Traumschiff
Gregor Lanmeister befindet sich auf einer Kreuzfahrt, seiner letzten Reise. Während andere Passagiere in den Häfen an Land gehen, bleibt er, so wie 144 weitere Passagiere mit dem "Bewusstsein", an Bord. Der 70-Jährige ist körperlich angeschlagen, bringt Zeiten und Gesichter durcheinander, manchmal fehlen ihm Teile des Tages. "[E]s stimmt zwar, ... dass wir vergessen. Doch das Bewusstsein füllt sich. Das Bewusstsein ersetzt das Bewusstsein." (S. 78) Er hat sich zurückgezogen in ein schützendes Schweigen, schaut den Möwen nach, erfreut sich an den Mantas im Meer, freundet sich mit Monsieur Bayoun an und verliebt sich heimlich in die junge Pianistin Kateryna. Während Lanmeister auf dem Traumschiff dem Tod entgegen fährt, lebt er ganz im Jetzt.
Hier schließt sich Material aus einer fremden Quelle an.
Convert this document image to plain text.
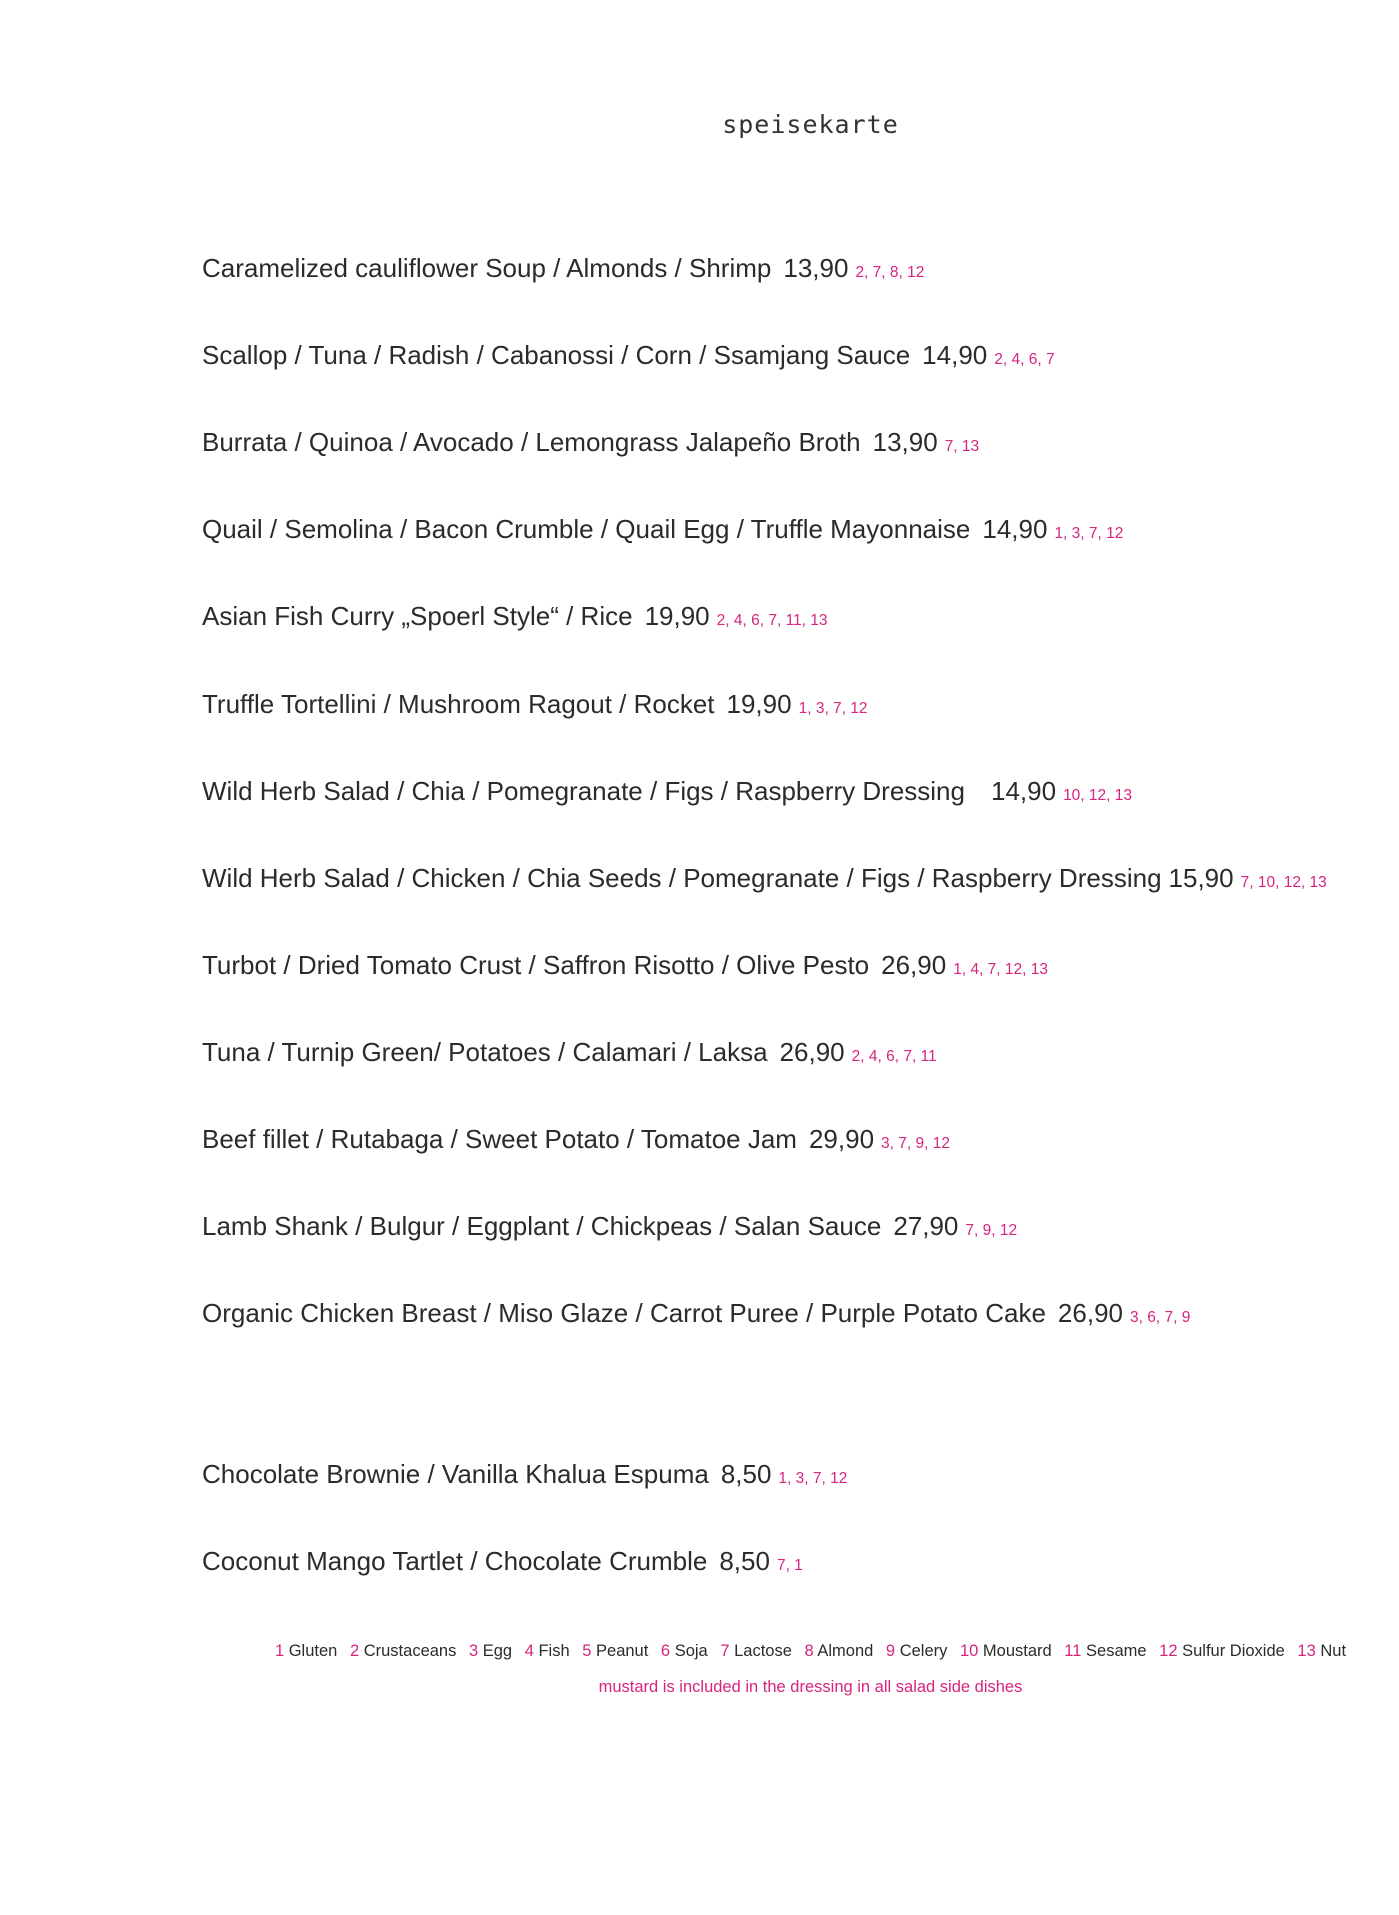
speisekarte
Caramelized cauliflower Soup / Almonds / Shrimp 13,90 2, 7, 8, 12
Scallop / Tuna / Radish / Cabanossi / Corn / Ssamjang Sauce 14,90 2, 4, 6, 7
Burrata / Quinoa / Avocado / Lemongrass Jalapeño Broth 13,90 7, 13
Quail / Semolina / Bacon Crumble / Quail Egg / Truffle Mayonnaise 14,90 1, 3, 7, 12
Asian Fish Curry „Spoerl Style“ / Rice 19,90 2, 4, 6, 7, 11, 13
Truffle Tortellini / Mushroom Ragout / Rocket 19,90 1, 3, 7, 12
Wild Herb Salad / Chia / Pomegranate / Figs / Raspberry Dressing 14,90 10, 12, 13
Wild Herb Salad / Chicken / Chia Seeds / Pomegranate / Figs / Raspberry Dressing 15,90 7, 10, 12, 13
Turbot / Dried Tomato Crust / Saffron Risotto / Olive Pesto 26,90 1, 4, 7, 12, 13
Tuna / Turnip Green/ Potatoes / Calamari / Laksa 26,90 2, 4, 6, 7, 11
Beef fillet / Rutabaga / Sweet Potato / Tomatoe Jam 29,90 3, 7, 9, 12
Lamb Shank / Bulgur / Eggplant / Chickpeas / Salan Sauce 27,90 7, 9, 12
Organic Chicken Breast / Miso Glaze / Carrot Puree / Purple Potato Cake 26,90 3, 6, 7, 9
Chocolate Brownie / Vanilla Khalua Espuma 8,50 1, 3, 7, 12
Coconut Mango Tartlet / Chocolate Crumble 8,50 7, 1
1 Gluten 2 Crustaceans 3 Egg 4 Fish 5 Peanut 6 Soja 7 Lactose 8 Almond 9 Celery 10 Moustard 11 Sesame 12 Sulfur Dioxide 13 Nut
mustard is included in the dressing in all salad side dishes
Zwar erinnert er sich gelegentlich an die Zeit davor, als er noch mit unlauterem Geschäftsgebaren sein Geld verdiente, an die Scheidung, seine Geliebten, den Bruch mit seinem Sohn, oder an ganz früher, aufgewachsen bei der Großmutter und als Russenkind verschimpft. Aber das spielt alles keine Rolle mehr. Doch wer ist diese unbekannte Person, die ihn besucht und immer wieder heult? - Anfangs irritierten beim Lesen holprige Sätze oder die schwer fassbare Verwendung des Begriffs Bewusstsein der inneren Selbstgespräche bzw. an Kateryna gerichteten Aufzeichnungen, aus denen der Roman besteht. Dann werden diese als Ausdruck der fortgeschrittenen Demenz deutlich. Wer dranbleibt, wird mit einer zarten, einfühlenden Erzählung belohnt, die auch die Fragen nach dem Letzten nicht scheut.
Barbara Sckell
rezensiert für den Borromäusverein.
Traumschiff
Alban Nikolai Herbst
Mare (2015)
317 S.
fest geb.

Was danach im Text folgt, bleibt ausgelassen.